Том 1. Стихотворения, 1939–1961 | страница 2
Харьков, бурный послереволюционный Харьков, тогдашняя столица Украинской республики, крупный промышленный, литературный, научный, театральный центр, очень много значил в становлении человека, а в конечном счете и поэта Бориса Слуцкого, хотя писать он начал поздно и как поэт сформировался уже в Москве. И первое, что вдохнул в него этот ставший ему родным город (курортный Славянск, куда часто ездили к родителям матери, родиной был формально), — был демократизм. Семья поселилась в пролетарском районе, в убогом коммунальном доме в районе Конного базара. В трех харьковских школах, в которых учился Слуцкий, за партами восседали вместе дети рабочих и нэпманов, совслужащих и священников, потихоньку тикавших в город селян и интеллигентов, сплошь и рядом тогда еще «буржуазных». В кружках харьковского Дворца пионеров — лучшего и знаменитого в стране — можно было встретить и дочь народного комиссара, и профессорского сына, и отпрысков люмпен-пролетария, какого-нибудь загульного пьяницы. Родители могли не знать друг друга или презрительно относиться семья к семье, а дети варились в этом кипучем демократическом котле, перенимая у сверстников и буржуазные манеры, и пролетарские ухватки, и деревенские обычаи. И хоть классовые принципы никуда не исчезли, они главенствовали в стране повсюду — от вуза до литкружка, — среди детей они поневоле мягчели и смазывались. Общие интересы, возникающие у детей, подростков и юношей, смывали, опрокидывали социальные и идеологические перегородки (о национальных и говорить нечего, их, похоже, в то время не существовало). Так жгучий, всепоглощающий интерес к стихам, к русской — прежде всего, — украинской и мировой поэзии свел сына еврея, советского служащего Борю Слуцкого с сыном русского гвардейского офицера, поэта, автора книг об офицерской и дворянской чести Мишей Кульчицким в тесной, год от года крепнущей дружбе, так много значившей для того и другого, так много давшей тому и другому.
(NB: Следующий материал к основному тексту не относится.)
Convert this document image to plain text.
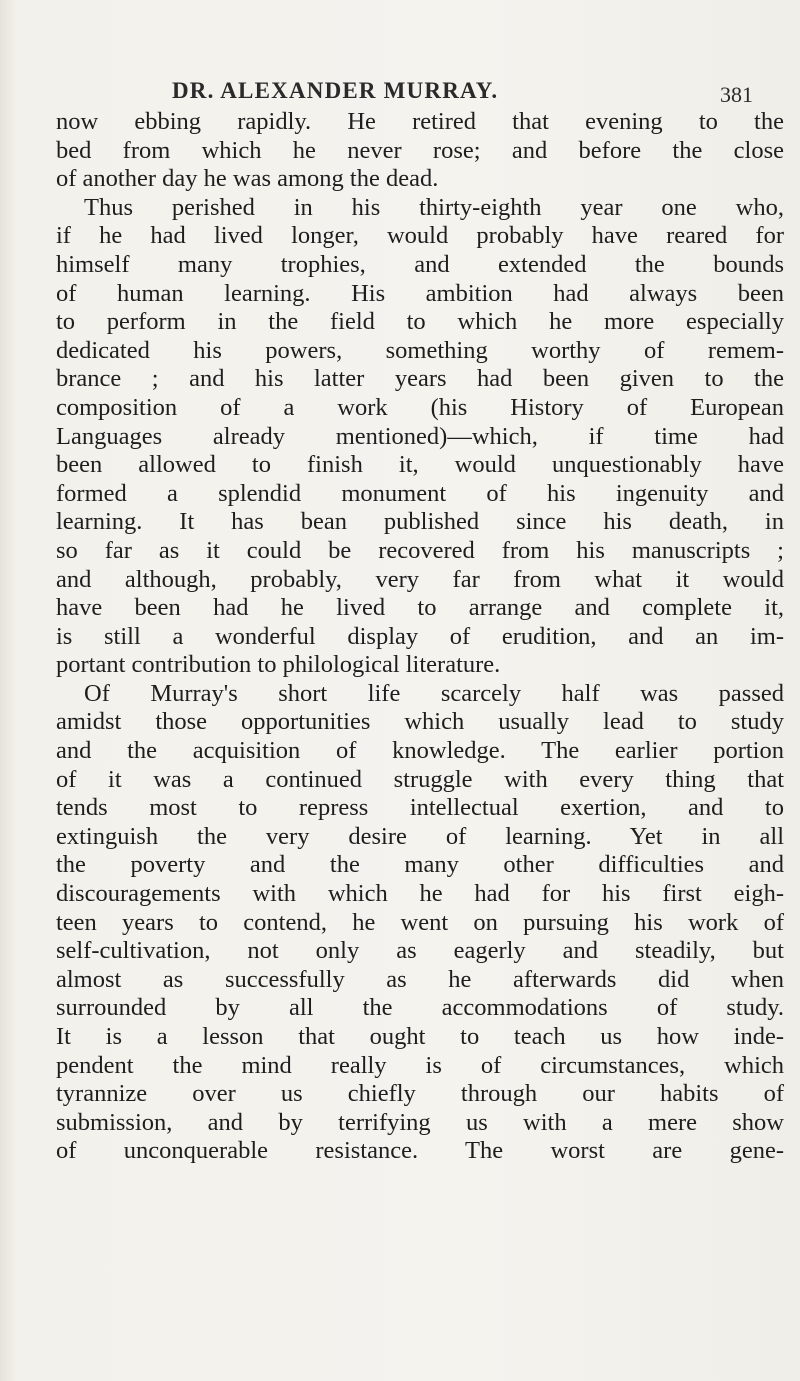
DR. ALEXANDER MURRAY.	381
now ebbing rapidly. He retired that evening to the
bed from which he never rose; and before the close
of another day he was among the dead.
Thus perished in his thirty-eighth year one who,
if he had lived longer, would probably have reared for
himself many trophies, and extended the bounds
of human learning. His ambition had always been
to perform in the field to which he more especially
dedicated his powers, something worthy of remem-
brance ; and his latter years had been given to the
composition of a work (his History of European
Languages already mentioned)—which, if time had
been allowed to finish it, would unquestionably have
formed a splendid monument of his ingenuity and
learning. It has bean published since his death, in
so far as it could be recovered from his manuscripts ;
and although, probably, very far from what it would
have been had he lived to arrange and complete it,
is still a wonderful display of erudition, and an im-
portant contribution to philological literature.
Of Murray's short life scarcely half was passed
amidst those opportunities which usually lead to study
and the acquisition of knowledge. The earlier portion
of it was a continued struggle with every thing that
tends most to repress intellectual exertion, and to
extinguish the very desire of learning. Yet in all
the poverty and the many other difficulties and
discouragements with which he had for his first eigh-
teen years to contend, he went on pursuing his work of
self-cultivation, not only as eagerly and steadily, but
almost as successfully as he afterwards did when
surrounded by all the accommodations of study.
It is a lesson that ought to teach us how inde-
pendent the mind really is of circumstances, which
tyrannize over us chiefly through our habits of
submission, and by terrifying us with a mere show
of unconquerable resistance. The worst are gene-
Если хоть на мгновение остановиться и углубиться в этот вопрос: что дала эта дружба Слуцкому? — то кроме враз видимой, лежащей на поверхности учебы у Кульчицкого, уже к моменту их встречи в литературном кружке Дворца пионеров взахлеб писавшего стихи (Слуцкий-то к тому времени был лишь их завзятым читателем), вдохновенно и упорно работавшего над каждой строкой, кроме пришедшего тогда понимания, что поэзия — это не редкие всплески вдохновения, а постоянный, упрямый, необходимый труд, был тут и еще один момент, имевший прямое отношение к демократизму и к тому милосердному вниманию к человеку, которым впоследствии будет просквожено все творчество Слуцкого. Мы по привычке, привитой нам прошлым веком, его литературой, ее все возрастающим народолюбием, незаметно для себя в понятие «демократизм» вкладываем участие и заботу о тех, кто находится ниже нас на социальной или общественной лестнице. Но XX век в нашей стране перевернул пирамиду человеческих отношений, складывавшуюся столетиями: верхи и низы поменялись местами. Ненависть к «бывшим», дополнительно распаленная гражданской войной, гуляла в победившем народе; отдельные очаги милосердия к побежденным гасились официальной агитацией и пропагандой, для которой слово «гуманизм» было ругательным.